Mucho se ha escrito sobre los resultados potenciales de los comicios
presidenciales. Diversas encuestas han ocupado gran parte de esas discusiones. Nosotros
insistimos que la campaña apenas empieza y es muy temprano para proyectar. Si bien es cierto
que existe un actor dominante, no es cierto que su candidatura cuente con una "tendencia
irreversible" y falta mucha agua por pasar bajo el puente (y sabemos que hablar sobre el agua es
un peligro en Venezuela). Pero entonces, si no podemos proyectar resultados, ¿qué se podría
anticipar sobre la elección y especialmente de la etapa pos electoral?
Para responder está pregunta consideraremos tres escenarios, asumiendo que el Presidente
culminará la campaña, ya que su potencial ausencia la analizamos en un artículo anterior:
1) victoria de Chávez, 2) victoria de Capriles y 3) un escenario de conflicto. Los esbozo con ayuda
de Carlos Lagorio, consultor de Datanálisis.
Una victoria de Chávez significaría la profundización de la revolución. Veríamos un incremento en
los mecanismos de control de la economía bajo el esquema del corporativismo estatista. Es
probable que se permita la existencia de un sector privado pero cercado y sin margen de maniobra
gerencial. Se devaluarían los bonos venezolanos en el mercado internacional a la vez que se
deterioraría la inversión extranjera. En el plano político, la reforma de las estructuras buscaría acelerar
la recentralización administrativa restándole competencias y recursos a las instituciones locales y
regionales (sobre todo aquellas afectas a la oposición -muchas de las cuales correrían el riesgo de
volver a manos del oficialismo como producto del momentum chavista tras el 7 de octubre).
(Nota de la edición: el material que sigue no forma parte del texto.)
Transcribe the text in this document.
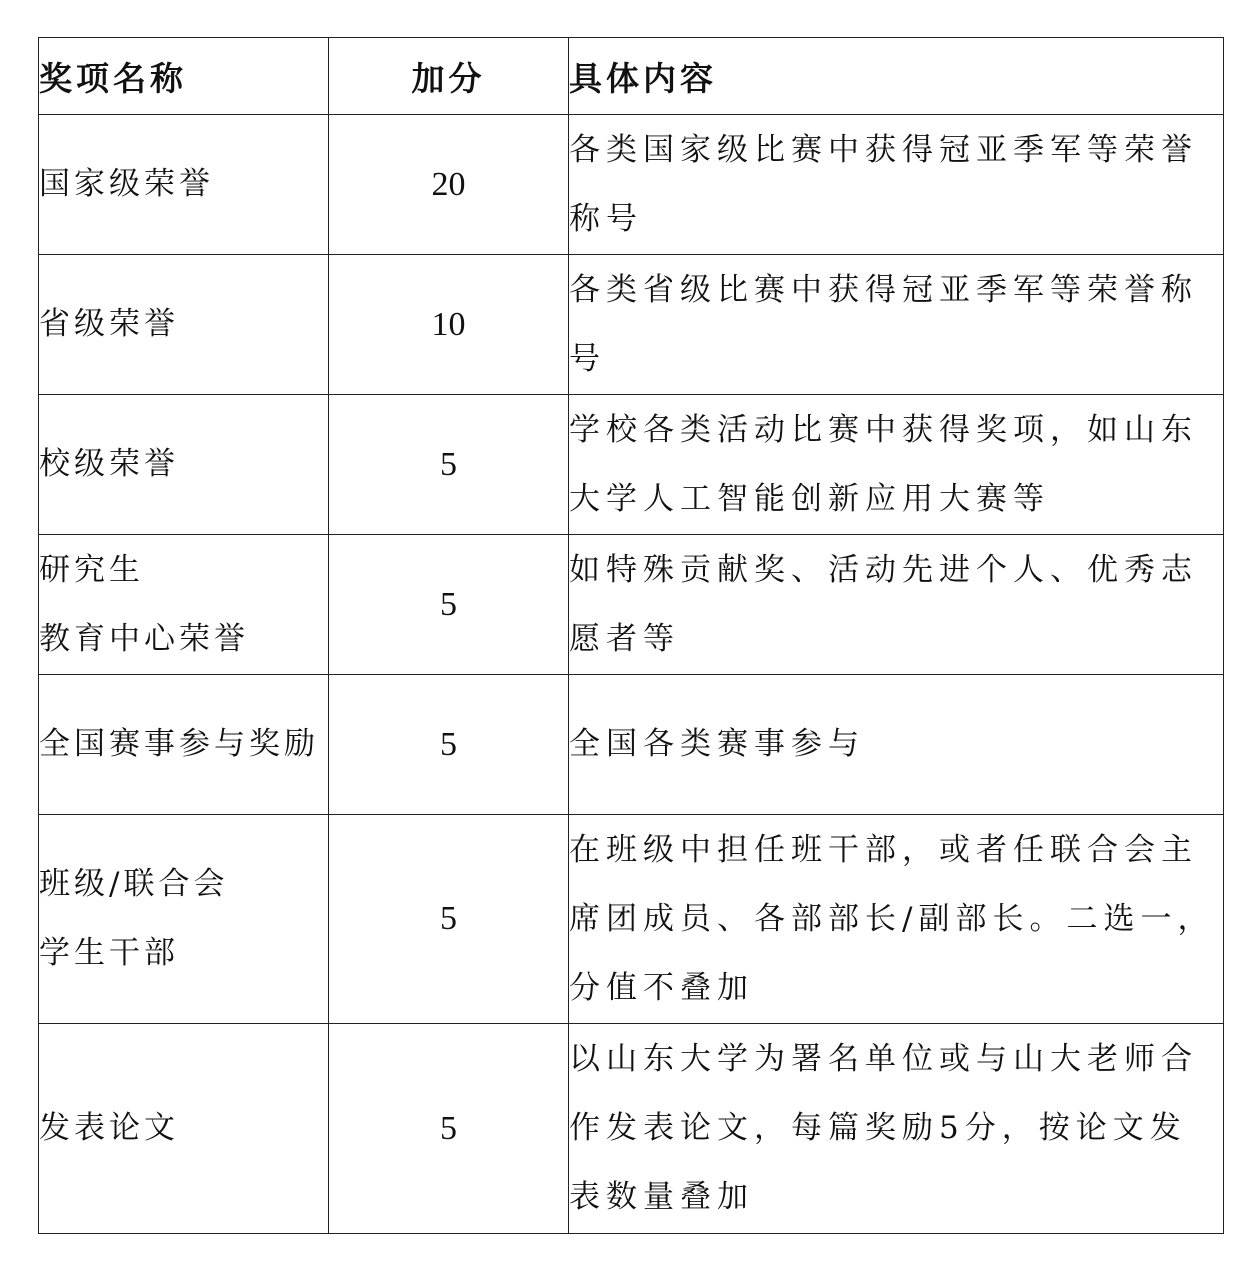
奖项名称	加分	具体内容
国家级荣誉	20	各类国家级比赛中获得冠亚季军等荣誉称号
省级荣誉	10	各类省级比赛中获得冠亚季军等荣誉称号
校级荣誉	5	学校各类活动比赛中获得奖项，如山东大学人工智能创新应用大赛等
研究生
教育中心荣誉	5	如特殊贡献奖、活动先进个人、优秀志愿者等
全国赛事参与奖励	5	全国各类赛事参与
班级/联合会
学生干部	5	在班级中担任班干部，或者任联合会主席团成员、各部部长/副部长。二选一，分值不叠加
发表论文	5	以山东大学为署名单位或与山大老师合作发表论文，每篇奖励5分，按论文发表数量叠加
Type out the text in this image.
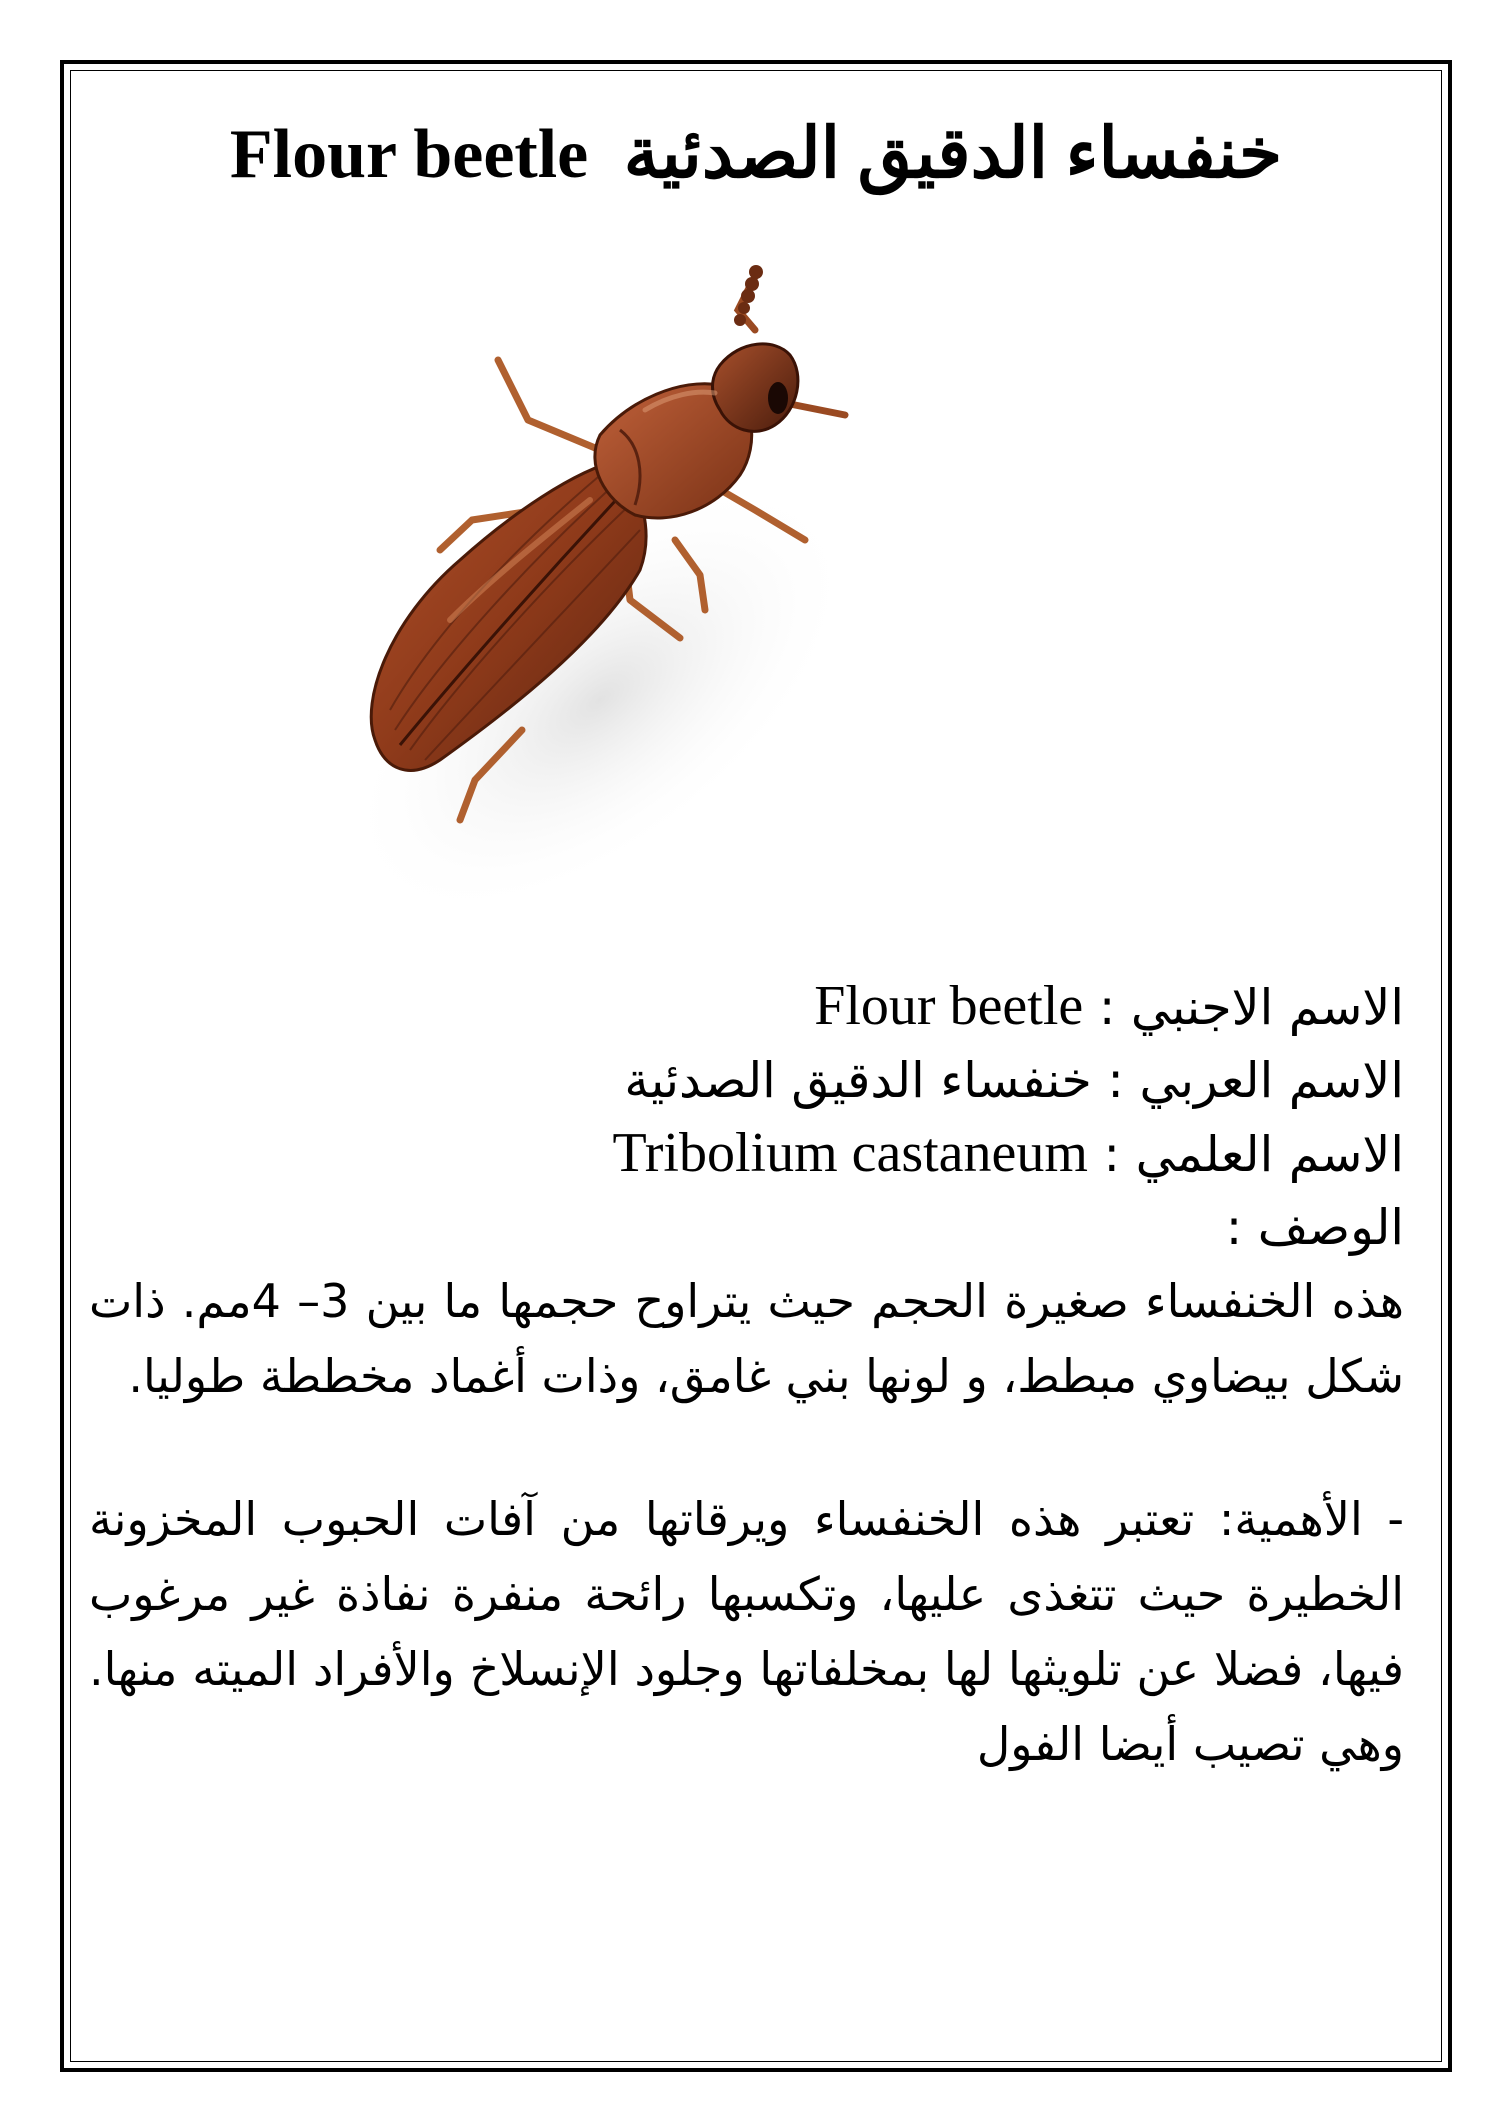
خنفساء الدقيق الصدئية Flour beetle
الاسم الاجنبي : Flour beetle
الاسم العربي : خنفساء الدقيق الصدئية
الاسم العلمي : Tribolium castaneum
الوصف :
هذه الخنفساء صغيرة الحجم حيث يتراوح حجمها ما بين 3– 4مم. ذات شكل بيضاوي مبطط، و لونها بني غامق، وذات أغماد مخططة طوليا.
- الأهمية: تعتبر هذه الخنفساء ويرقاتها من آفات الحبوب المخزونة الخطيرة حيث تتغذى عليها، وتكسبها رائحة منفرة نفاذة غير مرغوب فيها، فضلا عن تلويثها لها بمخلفاتها وجلود الإنسلاخ والأفراد الميته منها. وهي تصيب أيضا الفول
No debería
descartarse la posibilidad de un nuevo intento de modificación de la Constitución.
Una victoria de Capriles significaría un cambio de rumbo y una oxigenación de las expectativas de los
inversionistas sobre el país, aunque la implementación de ese cambio no sería tan brusco como algunos
desean y otros temen. El principio rector de un nuevo gobierno sería la moderación. No olvidemos que
el reto será consolidar su gobernabilidad en un país donde el chavismo mantendría el control de las
instituciones, recursos y armas. Algunos controles tendrán que mantenerse (como algunos precios,
Cadivi, gasolina) a la vez que se conservarían e incluso intensificarían mucho de los programas sociales
y misiones. La alteración en las relaciones de poder probablemente provoque más de un reacomodo
ideológico (o salto de talanquera) pero todo eso requiere tiempo. Para saber si será un escenario estable,
basta con ver si será un gobierno de negociación (estable) o de ajuste de cuentas para complacer
radicales (en cuyo caso puede durar lo que aquello en un chinchorro).
Finalmente, existe la posibilidad del conflicto. Ante la posibilidad de una derrota cantada y en función
de la evolución de la salud de Chávez, las distintas facciones oficialistas podrían patear la mesa y
postergar las elecciones o inclusive tratar de desconocer resultados. El conflicto se desenvolvería
fundamentalmente en el seno del chavismo. El debate sería entre la lealtad a un proyecto y la lealtad
a las instituciones. Más allá de consideraciones principistas, los grupos en pugna decidirían apoyar a
la revolución o a la Constitución en función de las ganancias y los riesgos que estas posiciones
impliquen.
¿Qué tan acertado sería desvirtuar la decisión de los electores? ¿A quién responderían los altos
mandos militares? ¿Qué valdría más para el funcionario chavista: su sobrevivencia política personal
o la continuidad de la revolución? De eso hablaremos las próximas semanas.